Muhtemel Kambalda tipi

  • Maggie Hays ve Emily Ann, Johnstone Gölü Yeşiltaş Kuşağı, Batı Avustralya
  • Waterloo Nikel Yatağı, Agnew-Wiluna Greenstone Kemeri, Batı Avustralya

Ayrıca bakınız

Referanslar

  • Arndt, N .; Lesher, C. M .; Barnes, S. J. (2008). Komatiit. Cambridge: Cambridge University Press. ISBN  978-0-521-87474-8.
  • Bekker, A .; Arpa, M.E .; Fiorentini, M. L .; Rouxel, O. J .; Rumble, D .; Beresford, S.W. (2009). "Archean Komatiite Tarafından Barındırılan Nikel Yataklarındaki Atmosferik Sülfür". Bilim. 326 (5956): 1086–1089. doi:10.1126 / science.1177742.
  • Gresham, J. J .; Loftus-Hills, G.D. (1981). "Kambalda nikel sahasının jeolojisi, Batı Avustralya". Ekonomik Jeoloji. 76 (6): 1373–1416. doi:10.2113 / gsecongeo.76.6.1373.
  • Hill, R. E. T .; Gole, M. J .; Barnes, S. J. (1990). Komatiitlerin fiziksel volkanolojisi: Doğu Goldfields Eyaleti, Yilgarn Bloğu, Batı Avustralya, Kalgoorlie ve Wiluna arasındaki komatitler için bir alan kılavuzu. Perth: Avustralya Jeoloji Derneği. ISBN  0-909869-55-3.
  • Lesher, C. M .; Barnes, S. J. (2009). "Komatiite-İlişkili Ni-Cu- (PGE) Yatakları". Li, C .; Ripley, E. M. (editörler). Magmatik Ni-Cu-PGE Yatakları: Genetik Modeller ve Keşif. Çin Jeolojik Yayınevi. s. 27–101.
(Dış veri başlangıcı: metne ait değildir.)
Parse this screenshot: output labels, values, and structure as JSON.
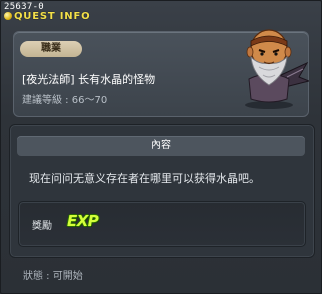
{
  "header": {
    "quest_id": "25637-0",
    "title": "QUEST INFO"
  },
  "quest": {
    "job_tag": "職業",
    "name": "[夜光法師] 长有水晶的怪物",
    "level_range": "建議等級 : 66～70",
    "portrait_icon": "bearded-monster-portrait"
  },
  "content": {
    "header": "內容",
    "text": "现在问问无意义存在者在哪里可以获得水晶吧。"
  },
  "reward": {
    "label": "獎勵",
    "exp_label": "EXP"
  },
  "status": {
    "text": "狀態 : 可開始"
  },
  "colors": {
    "title": "#f3e04a",
    "exp": "#d4ff3a",
    "background": "#2c3138"
  }
}
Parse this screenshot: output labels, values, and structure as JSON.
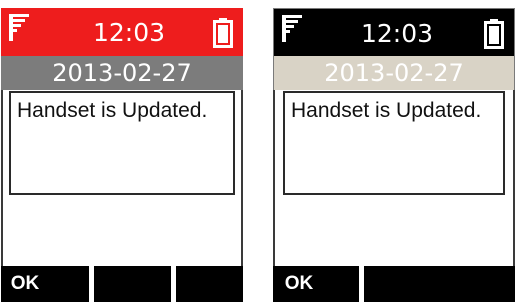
{
  "screens": [
    {
      "theme": "red",
      "status": {
        "time": "12:03",
        "signal_icon": "signal-icon",
        "battery_icon": "battery-icon",
        "background_color": "#ee1d1d"
      },
      "date": "2013-02-27",
      "message": "Handset is Updated.",
      "softkeys": {
        "left": "OK",
        "middle": "",
        "right": ""
      }
    },
    {
      "theme": "black",
      "status": {
        "time": "12:03",
        "signal_icon": "signal-icon",
        "battery_icon": "battery-icon",
        "background_color": "#000000"
      },
      "date": "2013-02-27",
      "message": "Handset is Updated.",
      "softkeys": {
        "left": "OK",
        "right": ""
      }
    }
  ]
}
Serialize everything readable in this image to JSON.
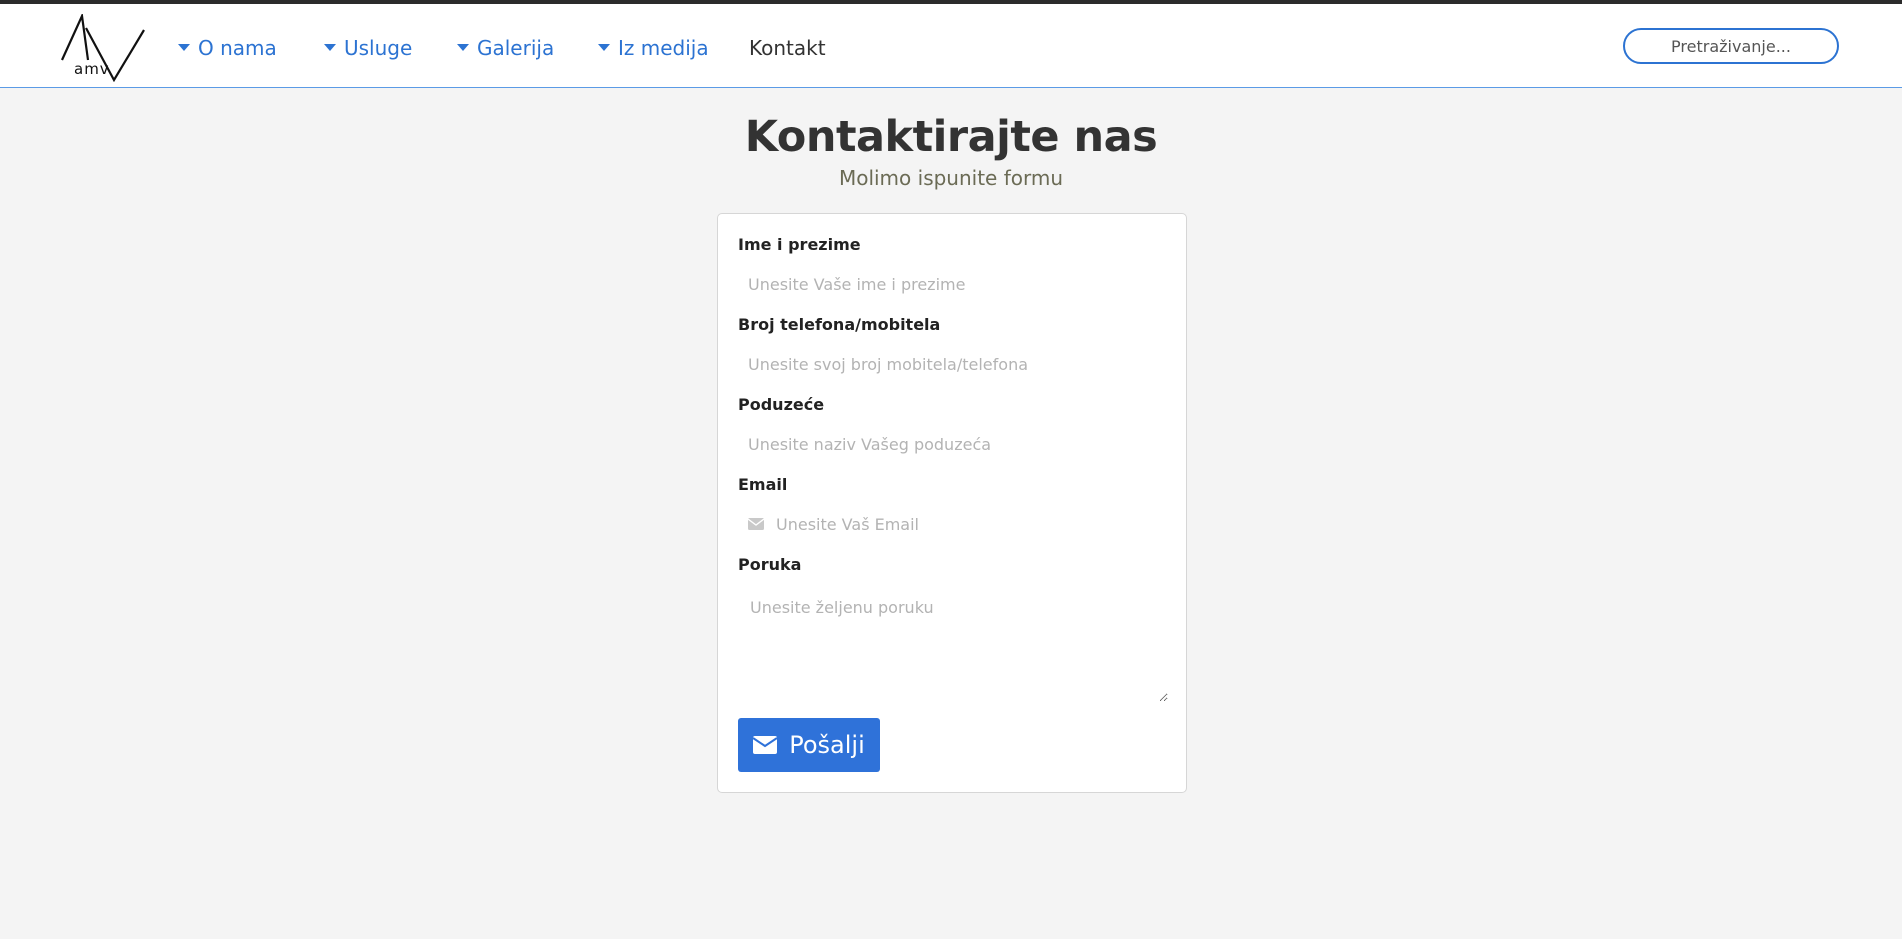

  • Lesher, C.M. ve Keays, R.R., 2002, Komatiite-Associated Ni-Cu- (PGE) Deposits: Mineralogy, Geochemistry, and Genesis, in L.J. Cabri (Editör), Platin Grubu Elementlerin Jeolojisi, Jeokimyası, Mineralojisi ve Mineral Yararlanması, Kanada Madencilik, Metalurji ve Petrol Enstitüsü, Özel Cilt 54, s. 579-617
  • Lesher, C.M., 1989, Komatiite ile ilişkili nikel sülfit yatakları, Bölüm 5, J.A., Whitney ve A.J. Naldrett (Editörler), Magmalarla İlişkili Cevher Birikimi, Ekonomik Jeolojide İncelemeler, c. 4, Economic Geology Publishing Company, El Paso, s. 45-101
  • Lesher, C. M .; Goodwin, A. M .; Campbell, I. H .; Gorton, M.P. (1986). "Kanada'nın Superior Eyaletindeki cevherle ilişkili ve çorak, felsik metavolkanik kayaların eser element jeokimyası". Kanada Yer Bilimleri Dergisi. 23 (2): 222–237. doi:10.1139 / e86-025.
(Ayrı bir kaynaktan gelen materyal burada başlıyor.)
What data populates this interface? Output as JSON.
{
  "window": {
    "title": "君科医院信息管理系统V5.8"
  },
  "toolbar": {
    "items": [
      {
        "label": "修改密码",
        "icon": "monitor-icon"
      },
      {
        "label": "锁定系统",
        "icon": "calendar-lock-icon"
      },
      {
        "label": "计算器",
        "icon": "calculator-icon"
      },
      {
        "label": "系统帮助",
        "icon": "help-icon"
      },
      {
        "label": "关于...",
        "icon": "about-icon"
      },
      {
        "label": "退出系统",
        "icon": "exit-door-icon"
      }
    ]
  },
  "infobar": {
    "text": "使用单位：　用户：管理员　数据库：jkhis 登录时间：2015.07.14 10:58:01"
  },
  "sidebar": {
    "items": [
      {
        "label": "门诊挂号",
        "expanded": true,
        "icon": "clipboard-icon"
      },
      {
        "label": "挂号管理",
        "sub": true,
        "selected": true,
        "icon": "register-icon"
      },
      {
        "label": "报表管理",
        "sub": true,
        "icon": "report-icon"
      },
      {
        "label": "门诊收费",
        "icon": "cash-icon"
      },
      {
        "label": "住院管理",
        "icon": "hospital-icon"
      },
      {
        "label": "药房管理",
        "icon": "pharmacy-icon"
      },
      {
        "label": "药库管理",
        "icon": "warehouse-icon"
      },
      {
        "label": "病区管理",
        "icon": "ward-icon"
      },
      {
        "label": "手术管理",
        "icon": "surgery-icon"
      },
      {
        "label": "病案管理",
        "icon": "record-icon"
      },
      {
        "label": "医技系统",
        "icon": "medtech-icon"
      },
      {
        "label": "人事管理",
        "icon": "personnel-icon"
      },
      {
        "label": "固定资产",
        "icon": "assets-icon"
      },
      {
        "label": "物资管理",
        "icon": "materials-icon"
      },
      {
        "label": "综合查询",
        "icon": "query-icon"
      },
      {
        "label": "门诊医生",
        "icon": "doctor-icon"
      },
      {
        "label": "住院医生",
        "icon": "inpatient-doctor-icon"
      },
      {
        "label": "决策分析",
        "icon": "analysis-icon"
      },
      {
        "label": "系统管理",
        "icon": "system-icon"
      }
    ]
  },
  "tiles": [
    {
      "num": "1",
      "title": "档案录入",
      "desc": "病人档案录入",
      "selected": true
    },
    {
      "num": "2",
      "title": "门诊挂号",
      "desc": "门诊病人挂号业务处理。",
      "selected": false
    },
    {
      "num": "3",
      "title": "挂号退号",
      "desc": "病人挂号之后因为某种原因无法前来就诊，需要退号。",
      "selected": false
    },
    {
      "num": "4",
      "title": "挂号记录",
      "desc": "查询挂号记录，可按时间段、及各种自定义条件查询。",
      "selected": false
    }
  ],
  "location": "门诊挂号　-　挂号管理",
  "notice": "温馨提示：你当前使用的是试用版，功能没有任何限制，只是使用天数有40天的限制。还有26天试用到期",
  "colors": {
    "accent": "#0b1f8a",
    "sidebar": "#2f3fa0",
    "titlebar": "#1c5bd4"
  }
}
  • Lesher, C.M., Arndt, N.T. ve Groves, D.I., 1984, Kambalda, Batı Avustralya'daki komatiitle ilişkili nikel sülfit yataklarının Genesis: A distal volkanik model, Buchanan, D.L. ve Jones, M.J. (Editörler), Mafik ve Ultramafik Kayaçlarda Sülfür YataklarıMadencilik ve Metalurji Enstitüsü, Londra, s. 70-80.
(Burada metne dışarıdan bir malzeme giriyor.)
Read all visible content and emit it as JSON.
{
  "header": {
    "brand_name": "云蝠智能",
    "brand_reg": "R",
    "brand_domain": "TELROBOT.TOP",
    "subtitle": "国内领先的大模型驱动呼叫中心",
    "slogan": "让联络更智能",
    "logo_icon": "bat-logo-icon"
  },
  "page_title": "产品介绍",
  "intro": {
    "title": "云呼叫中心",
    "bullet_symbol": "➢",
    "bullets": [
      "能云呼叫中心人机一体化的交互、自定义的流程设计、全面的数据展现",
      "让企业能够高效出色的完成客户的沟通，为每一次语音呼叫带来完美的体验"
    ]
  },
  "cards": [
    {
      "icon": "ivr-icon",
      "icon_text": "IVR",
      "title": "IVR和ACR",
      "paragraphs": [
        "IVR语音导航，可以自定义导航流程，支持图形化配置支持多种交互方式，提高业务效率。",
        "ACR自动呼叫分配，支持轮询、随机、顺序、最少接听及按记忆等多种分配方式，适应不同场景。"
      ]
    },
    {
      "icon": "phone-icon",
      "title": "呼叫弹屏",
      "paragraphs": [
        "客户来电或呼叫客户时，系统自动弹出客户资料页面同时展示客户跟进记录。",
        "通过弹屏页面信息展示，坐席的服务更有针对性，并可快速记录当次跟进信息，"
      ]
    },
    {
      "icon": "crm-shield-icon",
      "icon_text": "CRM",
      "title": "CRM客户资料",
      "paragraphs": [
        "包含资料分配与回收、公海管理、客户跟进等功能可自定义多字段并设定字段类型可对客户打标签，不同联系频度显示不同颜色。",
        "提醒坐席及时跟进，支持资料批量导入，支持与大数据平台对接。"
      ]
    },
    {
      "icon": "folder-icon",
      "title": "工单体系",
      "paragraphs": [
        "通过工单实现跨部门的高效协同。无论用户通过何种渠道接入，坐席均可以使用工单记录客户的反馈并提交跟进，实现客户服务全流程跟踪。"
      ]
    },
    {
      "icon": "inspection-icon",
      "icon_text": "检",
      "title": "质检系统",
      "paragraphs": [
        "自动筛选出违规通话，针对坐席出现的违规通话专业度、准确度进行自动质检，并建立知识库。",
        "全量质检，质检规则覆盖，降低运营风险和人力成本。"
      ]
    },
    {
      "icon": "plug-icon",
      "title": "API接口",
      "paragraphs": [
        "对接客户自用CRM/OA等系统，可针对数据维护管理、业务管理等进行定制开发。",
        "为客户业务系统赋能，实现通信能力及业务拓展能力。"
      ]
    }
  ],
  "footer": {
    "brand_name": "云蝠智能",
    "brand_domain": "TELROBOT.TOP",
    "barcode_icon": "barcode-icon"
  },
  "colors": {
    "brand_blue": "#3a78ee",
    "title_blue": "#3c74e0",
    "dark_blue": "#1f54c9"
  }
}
  • Mavrogenes, J. A .; O'Neill, H. S. C. (1999). "Basınç, sıcaklık ve oksijen kaçağının sülfidin mafik magmalardaki çözünürlüğü üzerindeki göreli etkileri". Geochimica et Cosmochimica Açta. 63 (7–8): 1173–1180. doi:10.1016 / S0016-7037 (98) 00289-0.
  • Wendlandt, R.F. (1982). "Bazalt ve andezitin sülfür doygunluğu yüksek basınç ve sıcaklıklarda erir". Amerikan Mineralog. 67 (9–10): 877–885.